A popular interpretation has emerged in 21st century international politics that we are on the cusp of radical changes to the global order, changes that will particularly favour the developing world in and, in terms of power structures, will be decidedly more multilateral. For believers of this narrative, the formation of the BRICS political bloc represents the movement towards a diffused global power structure with a united voice from the world’s leading emerging markets. It hasn’t quite lived up to the hype initially generated at the group’s first summit in Yekaterinburg, Russia in June 2009.
Part of this disappointment can be explained through the history of the BRICS founding. The grouping started out as an economic acronym referring to the economies of Brazil, Russia, India and China before South Africa was invited to the political bloc in 2010. The acronym was first coined in a 2001 Goldman Sachs paper written by Jim O’Neill, then head of Global Economic Research. O’Neill raised the profile of emerging economies by calling attention to their projected GDP growth. He correctly predicted that over the course of the next 10 years, the weight of Brazil, Russia, India and especially China in world GDP would grow, raising important issues about the global economic impact of fiscal and monetary policy in the BRICs. O’Neill concluded by suggesting that as the BRIC economies became more integral to the global economy, world policy-making forums should be re-organized to incorporate BRIC representatives.
Except for the fact that they are all emerging economies, what do these nations have in common that gives them political affinity?
The paper received worldwide attention, but with the War on Terror just gearing up, and a lack of global economic crisis, there was little traction from the industrialized world to take up O’Neill’s suggestions on BRIC incorporation. The paper inspired the foreign ministers of the BRIC nations to meet informally on the sidelines of the UN General Assembly in September 2006, which subsequently led to the official annual summits that began in 2009. O’Neill was just as surprised as the rest of the world at the development, saying to CNN “Who would have ever dreamt that there would be a BRIC political club? It certainly isn’t something that I ever imagined.”
And why would he? Except for the fact that they are all emerging economies (Russia currently a submerging economy), what do these nations have in common that gives them political affinity? India, Brazil and South Africa have strong democratic institutions, while China and Russia are autocratic. In addition, the bloc lacks a unified vision of overhauling international institutions like the United Nations Security Council. Both China and Russia hold permanent seats, but have shown little interest in supporting the aspirations of India, Brazil and South Africa to also hold permanent seats. Competition is rife amongst the bloc, as was evident in the April 2012 vote for a new World Bank President. The BRICS were not able to build consensus by uniting behind a single candidate.
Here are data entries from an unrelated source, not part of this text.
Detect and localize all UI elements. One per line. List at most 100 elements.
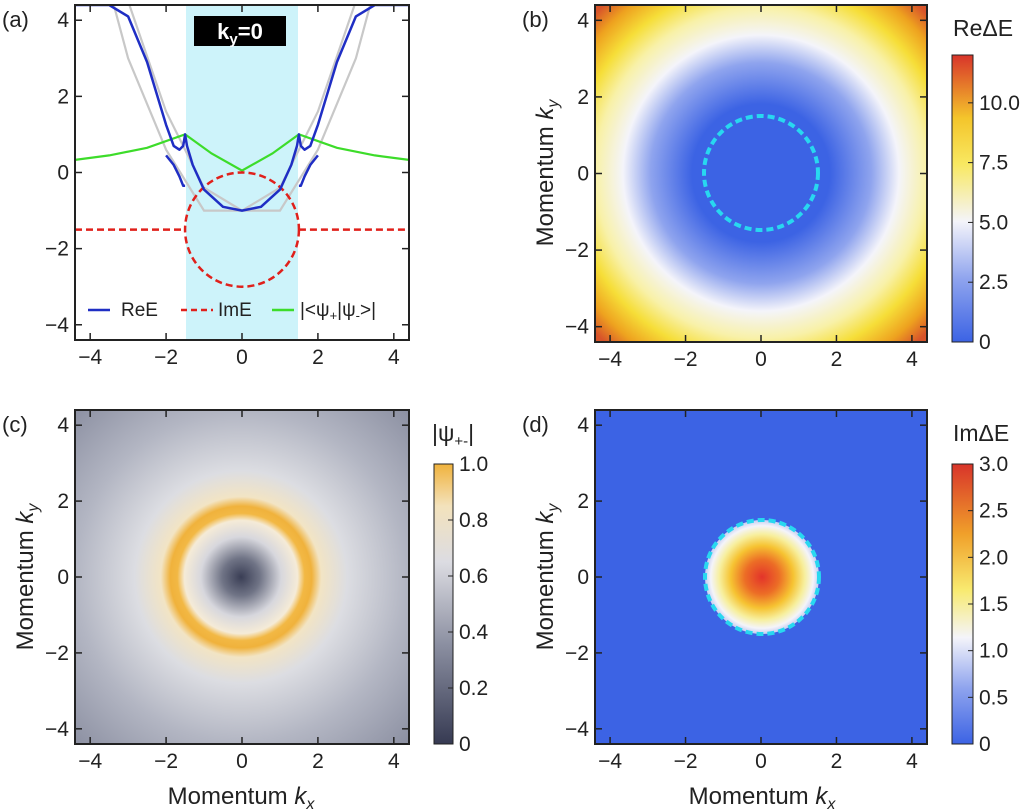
x-tick-label: 4	[906, 750, 918, 773]
ky-annotation: ky=0	[217, 19, 263, 48]
x-tick-label: −4	[598, 348, 622, 371]
y-tick-label: −4	[45, 718, 69, 741]
panel-d-xlabel: Momentum kx	[689, 783, 837, 809]
panel-c: (c) −4 −4 −2 −2 0 0 2 2 4 4 Momentum kx Momentum …	[2, 409, 489, 809]
y-tick-label: 2	[57, 490, 69, 513]
panel-c-label: (c)	[2, 412, 28, 437]
y-tick-label: −2	[45, 642, 69, 665]
x-tick-label: −4	[78, 750, 102, 773]
panel-d-ylabel: Momentum ky	[532, 503, 562, 651]
ky-annotation-box	[194, 16, 286, 46]
y-tick-label: −4	[565, 718, 589, 741]
y-tick-label: 2	[57, 85, 69, 108]
cbar-tick-label: 2.0	[979, 546, 1008, 569]
y-tick-label: −4	[45, 314, 69, 337]
panel-b: (b) −4 −4 −2 −2 0 0 2 2 4 4 Momentum ky ReΔE 0 2.5…	[522, 4, 1020, 371]
cbar-tick-label: 1.0	[979, 640, 1008, 663]
panel-b-ticks: −4 −4 −2 −2 0 0 2 2 4 4	[565, 5, 927, 371]
panel-a: (a) −4 −4 −2 −2 0 0 2 2 4 4 ky=0 ReE ImE |<ψ+|ψ->…	[2, 4, 410, 369]
cbar-tick-label: 2.5	[979, 500, 1008, 523]
y-tick-label: −2	[565, 239, 589, 262]
y-tick-label: 0	[577, 163, 589, 186]
y-tick-label: 4	[577, 414, 589, 437]
y-tick-label: 2	[577, 490, 589, 513]
x-tick-label: 0	[236, 750, 248, 773]
cbar-tick-label: 7.5	[979, 152, 1008, 175]
y-tick-label: −4	[565, 316, 589, 339]
cbar-tick-label: 0.6	[459, 565, 488, 588]
cbar-d-title: ImΔE	[953, 420, 1009, 446]
y-tick-label: −2	[45, 238, 69, 261]
heatmap-re-de	[595, 5, 927, 342]
x-tick-label: −2	[674, 750, 698, 773]
colorbar-c	[433, 463, 454, 745]
x-tick-label: 4	[906, 348, 918, 371]
panel-c-xlabel: Momentum kx	[168, 783, 316, 809]
cbar-tick-label: 1.0	[459, 453, 488, 476]
x-tick-label: 4	[388, 346, 400, 369]
colorbar-b-ticks: 0 2.5 5.0 7.5 10.0	[968, 92, 1020, 354]
colorbar-c-ticks: 0 0.2 0.4 0.6 0.8 1.0	[448, 453, 489, 756]
x-tick-label: −2	[154, 346, 178, 369]
y-tick-label: 2	[577, 86, 589, 109]
y-tick-label: 0	[57, 162, 69, 185]
y-tick-label: 0	[57, 566, 69, 589]
ree-lower-line	[298, 154, 319, 188]
overlap-curve	[75, 133, 409, 172]
cbar-tick-label: 0.8	[459, 509, 488, 532]
panel-c-ticks: −4 −4 −2 −2 0 0 2 2 4 4	[45, 410, 409, 773]
legend: ReE ImE |<ψ+|ψ->|	[88, 300, 376, 323]
cbar-tick-label: 0.4	[459, 621, 489, 644]
cbar-tick-label: 0	[979, 331, 991, 354]
x-tick-label: 4	[388, 750, 400, 773]
panel-a-ticks: −4 −4 −2 −2 0 0 2 2 4 4	[45, 5, 409, 369]
cbar-tick-label: 3.0	[979, 453, 1008, 476]
x-tick-label: −4	[78, 346, 102, 369]
panel-d: (d) −4 −4 −2 −2 0 0 2 2 4 4 Momentum kx Momentum …	[522, 409, 1009, 809]
legend-ree: ReE	[121, 300, 158, 321]
x-tick-label: −2	[674, 348, 698, 371]
x-tick-label: 0	[755, 750, 767, 773]
cbar-tick-label: 1.5	[979, 593, 1008, 616]
panel-b-ylabel: Momentum ky	[532, 99, 562, 247]
cbar-tick-label: 10.0	[979, 92, 1020, 115]
cbar-c-title: |ψ+-|	[432, 420, 474, 450]
panel-c-ylabel: Momentum ky	[12, 503, 42, 651]
x-tick-label: 0	[236, 346, 248, 369]
y-tick-label: 0	[577, 566, 589, 589]
panel-b-label: (b)	[522, 7, 549, 32]
im-de-disk	[705, 520, 819, 634]
cbar-tick-label: 0	[459, 733, 471, 756]
cbar-tick-label: 0	[979, 733, 991, 756]
y-tick-label: −2	[565, 642, 589, 665]
overlap-line	[75, 133, 409, 172]
y-tick-label: 4	[57, 414, 69, 437]
panel-a-label: (a)	[2, 7, 29, 32]
panel-d-label: (d)	[522, 412, 549, 437]
ime-curve	[75, 171, 409, 288]
exceptional-ring-d	[703, 518, 821, 636]
x-tick-label: 2	[831, 750, 843, 773]
colorbar-b	[951, 54, 974, 343]
heatmap-psi	[75, 410, 409, 744]
x-tick-label: −2	[154, 750, 178, 773]
x-tick-label: 0	[755, 348, 767, 371]
x-tick-label: 2	[312, 750, 324, 773]
cbar-tick-label: 0.5	[979, 686, 1008, 709]
x-tick-label: 2	[312, 346, 324, 369]
ree-upper-line	[75, 5, 409, 212]
ime-circle	[183, 171, 301, 288]
exceptional-ring-b	[702, 114, 820, 232]
ree-lower-line	[165, 154, 186, 188]
cbar-b-title: ReΔE	[953, 15, 1013, 41]
legend-ime: ImE	[218, 300, 252, 321]
y-tick-label: 4	[57, 9, 69, 32]
colorbar-d-ticks: 0 0.5 1.0 1.5 2.0 2.5 3.0	[968, 453, 1008, 756]
cbar-tick-label: 0.2	[459, 677, 488, 700]
ree-curve	[75, 5, 409, 212]
panel-d-ticks: −4 −4 −2 −2 0 0 2 2 4 4	[565, 410, 927, 773]
legend-overlap: |<ψ+|ψ->|	[300, 300, 376, 323]
cbar-tick-label: 5.0	[979, 211, 1008, 234]
x-tick-label: 2	[831, 348, 843, 371]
Then there is the sticky wicket of economic size. China’s economy is more than $1.5 trillion larger than the combined economic output of the other four BRICS members. O’Neill recently commented that if he had to dream up the acronym again, he would probably just call it ‘C’. On the other end of the spectrum is South Africa, whose economy with a GDP of $390.9 billion last year doesn’t even come close to the trillion dollar economies of the other four, further highlighting the asymmetry in the group. At the 2013 BRICS summit in Durban, South Africa, the BRICS leaders announced that they had agreed to set up a development bank, one that could challenge the influence of the Bretton Woods institutions. Never mind challenging the IMF and the World Bank, the BRICS development bank would also have to compete with the China Development Bank which between 2008 and 2010 outstripped World Bank lending by $10 billion.
Nevertheless, the announcement gave hope to followers of the interpretation that a new global order is being restructured by the developing world. In the talks that have followed, it’s clear that the economic disparity of the members will pose an impediment to the banks setup. The finance ministers of the BRICS bloc have agreed on an initial start-up capital of $50 billion to be increased to $100 billion in five years time, but there has been no agreement yet on each country’s share in the bank’s structure or where the bank should be located. The commitment would be a financial strain for many members who, with the exception of China, are suffering from sluggish growth and currency shocks.
The underlying issue preventing the BRICS bloc from becoming a global force in reshaping the world order lies in what grouped these countries together in the first place—being emerging markets. A defining characteristic of any emerging market is the centrality and often domination of political forces over economic fundamentals. In other words, the domestic politics of the BRICS members trumps aspirations at building a new world order. Brazil, India and South Africa are all holding key elections this year, while China remains focused on its domestic reform agenda, and then there’s Russia, where the Kremlin’s recent actions in Ukraine have focused all its attentions.
So if not the BRICS, then who? Jim O’Neill recently coined a new acronym for a BBC series titled the MINTs (Mexico, Indonesia, Nigeria, and Turkey). It prompted some to ask whether they could do what the BRICS have not to mold a multilateral world order. In short, the answer is no, because just like the BRICS, domestic politics will prevent them from seriously engaging in world order building. It also applies to the CIVETS, MIST, and any of the other alphabet-soup acronyms that are floating around. International political blocs need more than a catchy name; they need common values, consensus, a shared vision, and most importantly the political capital to build that vision.